[PATCH net] octeon_ep: Fix host hang issue during device reboot

Sathesh B Edara posted 1 patch 9 months, 2 weeks ago
drivers/net/ethernet/marvell/octeon_ep/octep_main.c | 2 +-
1 file changed, 1 insertion(+), 1 deletion(-)
[PATCH net] octeon_ep: Fix host hang issue during device reboot
Posted by Sathesh B Edara 9 months, 2 weeks ago
When the host loses heartbeat messages from the device,
the driver calls the device-specific ndo_stop function,
which frees the resources. If the driver is unloaded in
this scenario, it calls ndo_stop again, attempting to free
resources that have already been freed, leading to a host
hang issue. To resolve this, dev_close should be called
instead of the device-specific stop function.dev_close
internally calls ndo_stop to stop the network interface
and performs additional cleanup tasks. During the driver
unload process, if the device is already down, ndo_stop
is not called.

Fixes: 5cb96c29aa0e ("octeon_ep: add heartbeat monitor")
Signed-off-by: Sathesh B Edara <sedara@marvell.com>
---
 drivers/net/ethernet/marvell/octeon_ep/octep_main.c | 2 +-
 1 file changed, 1 insertion(+), 1 deletion(-)
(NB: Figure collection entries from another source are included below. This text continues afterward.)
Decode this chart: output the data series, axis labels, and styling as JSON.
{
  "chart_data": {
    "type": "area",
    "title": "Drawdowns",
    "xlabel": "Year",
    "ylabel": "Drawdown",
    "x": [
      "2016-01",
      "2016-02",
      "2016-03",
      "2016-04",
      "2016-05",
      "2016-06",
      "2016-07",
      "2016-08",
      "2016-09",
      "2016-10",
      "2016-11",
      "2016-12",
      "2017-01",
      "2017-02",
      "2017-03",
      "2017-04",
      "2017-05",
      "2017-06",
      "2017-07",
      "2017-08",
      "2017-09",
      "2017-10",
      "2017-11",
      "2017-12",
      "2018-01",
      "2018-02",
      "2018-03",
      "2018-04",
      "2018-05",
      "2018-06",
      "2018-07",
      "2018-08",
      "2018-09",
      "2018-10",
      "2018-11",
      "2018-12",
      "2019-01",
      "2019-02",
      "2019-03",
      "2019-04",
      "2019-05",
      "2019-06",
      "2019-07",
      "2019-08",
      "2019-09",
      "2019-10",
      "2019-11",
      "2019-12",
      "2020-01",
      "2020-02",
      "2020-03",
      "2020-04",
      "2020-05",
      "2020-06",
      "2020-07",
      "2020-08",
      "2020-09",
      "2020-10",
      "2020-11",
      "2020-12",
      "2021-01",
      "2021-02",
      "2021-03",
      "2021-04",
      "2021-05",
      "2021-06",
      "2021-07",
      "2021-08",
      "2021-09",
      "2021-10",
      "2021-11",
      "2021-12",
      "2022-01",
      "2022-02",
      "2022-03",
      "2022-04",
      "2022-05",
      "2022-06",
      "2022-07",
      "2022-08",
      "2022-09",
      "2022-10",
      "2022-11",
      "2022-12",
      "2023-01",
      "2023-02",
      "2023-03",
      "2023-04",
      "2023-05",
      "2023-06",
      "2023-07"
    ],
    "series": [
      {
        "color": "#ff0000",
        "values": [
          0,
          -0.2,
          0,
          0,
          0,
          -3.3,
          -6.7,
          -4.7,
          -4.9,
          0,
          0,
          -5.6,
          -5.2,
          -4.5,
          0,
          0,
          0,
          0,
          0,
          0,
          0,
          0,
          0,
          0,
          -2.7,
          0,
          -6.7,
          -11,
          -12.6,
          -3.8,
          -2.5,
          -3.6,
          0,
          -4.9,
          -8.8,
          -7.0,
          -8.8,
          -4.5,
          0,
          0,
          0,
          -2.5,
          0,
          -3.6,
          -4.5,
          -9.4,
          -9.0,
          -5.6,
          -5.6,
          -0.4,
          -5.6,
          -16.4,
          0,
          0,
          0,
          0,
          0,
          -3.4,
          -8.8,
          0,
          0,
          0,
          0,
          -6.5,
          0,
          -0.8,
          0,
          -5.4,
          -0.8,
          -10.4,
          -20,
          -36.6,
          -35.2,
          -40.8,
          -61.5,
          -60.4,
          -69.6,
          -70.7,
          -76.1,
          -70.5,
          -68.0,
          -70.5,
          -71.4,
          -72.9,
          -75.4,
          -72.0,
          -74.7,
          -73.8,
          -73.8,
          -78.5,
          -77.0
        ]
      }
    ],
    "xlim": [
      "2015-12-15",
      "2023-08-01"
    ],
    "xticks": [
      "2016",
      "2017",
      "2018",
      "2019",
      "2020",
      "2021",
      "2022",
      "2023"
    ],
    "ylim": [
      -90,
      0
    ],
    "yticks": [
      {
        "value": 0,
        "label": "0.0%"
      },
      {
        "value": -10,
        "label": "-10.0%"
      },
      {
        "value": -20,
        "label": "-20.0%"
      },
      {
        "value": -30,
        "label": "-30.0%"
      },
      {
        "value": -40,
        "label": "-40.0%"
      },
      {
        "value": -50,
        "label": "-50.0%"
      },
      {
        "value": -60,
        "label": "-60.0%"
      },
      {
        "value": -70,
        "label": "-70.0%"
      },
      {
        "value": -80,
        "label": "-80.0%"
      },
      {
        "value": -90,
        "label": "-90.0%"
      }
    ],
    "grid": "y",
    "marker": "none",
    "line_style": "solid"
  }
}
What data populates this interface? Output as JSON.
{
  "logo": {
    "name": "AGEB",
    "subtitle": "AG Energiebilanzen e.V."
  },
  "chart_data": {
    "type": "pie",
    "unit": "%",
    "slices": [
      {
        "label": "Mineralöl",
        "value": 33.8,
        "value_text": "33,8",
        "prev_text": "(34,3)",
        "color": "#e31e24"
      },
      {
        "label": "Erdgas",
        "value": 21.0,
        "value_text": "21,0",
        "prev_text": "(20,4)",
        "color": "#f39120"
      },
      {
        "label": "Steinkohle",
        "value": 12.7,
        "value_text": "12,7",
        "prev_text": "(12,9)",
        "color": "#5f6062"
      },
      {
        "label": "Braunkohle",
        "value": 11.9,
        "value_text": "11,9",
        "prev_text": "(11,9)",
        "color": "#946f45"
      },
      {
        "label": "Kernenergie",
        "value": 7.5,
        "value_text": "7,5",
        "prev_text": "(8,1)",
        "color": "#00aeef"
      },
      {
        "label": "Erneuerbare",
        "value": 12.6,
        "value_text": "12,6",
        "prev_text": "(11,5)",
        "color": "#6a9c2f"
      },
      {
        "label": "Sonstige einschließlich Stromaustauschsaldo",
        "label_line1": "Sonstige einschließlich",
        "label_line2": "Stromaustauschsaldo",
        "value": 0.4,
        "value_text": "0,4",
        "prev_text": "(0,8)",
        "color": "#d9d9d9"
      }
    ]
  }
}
diff --git a/drivers/net/ethernet/marvell/octeon_ep/octep_main.c b/drivers/net/ethernet/marvell/octeon_ep/octep_main.c
index 0a679e95196f..24499bb36c00 100644
--- a/drivers/net/ethernet/marvell/octeon_ep/octep_main.c
+++ b/drivers/net/ethernet/marvell/octeon_ep/octep_main.c
@@ -1223,7 +1223,7 @@ static void octep_hb_timeout_task(struct work_struct *work)
 		miss_cnt);
 	rtnl_lock();
 	if (netif_running(oct->netdev))
-		octep_stop(oct->netdev);
+		dev_close(oct->netdev);
 	rtnl_unlock();
 }
 
-- 
2.36.0
Re: [PATCH net] octeon_ep: Fix host hang issue during device reboot
Posted by Simon Horman 9 months, 1 week ago
On Tue, Apr 29, 2025 at 04:46:24AM -0700, Sathesh B Edara wrote:
> When the host loses heartbeat messages from the device,
> the driver calls the device-specific ndo_stop function,
> which frees the resources. If the driver is unloaded in
> this scenario, it calls ndo_stop again, attempting to free
> resources that have already been freed, leading to a host
> hang issue. To resolve this, dev_close should be called
> instead of the device-specific stop function.dev_close
> internally calls ndo_stop to stop the network interface
> and performs additional cleanup tasks. During the driver
> unload process, if the device is already down, ndo_stop
> is not called.
> 
> Fixes: 5cb96c29aa0e ("octeon_ep: add heartbeat monitor")
> Signed-off-by: Sathesh B Edara <sedara@marvell.com>

Reviewed-by: Simon Horman <horms@kernel.org>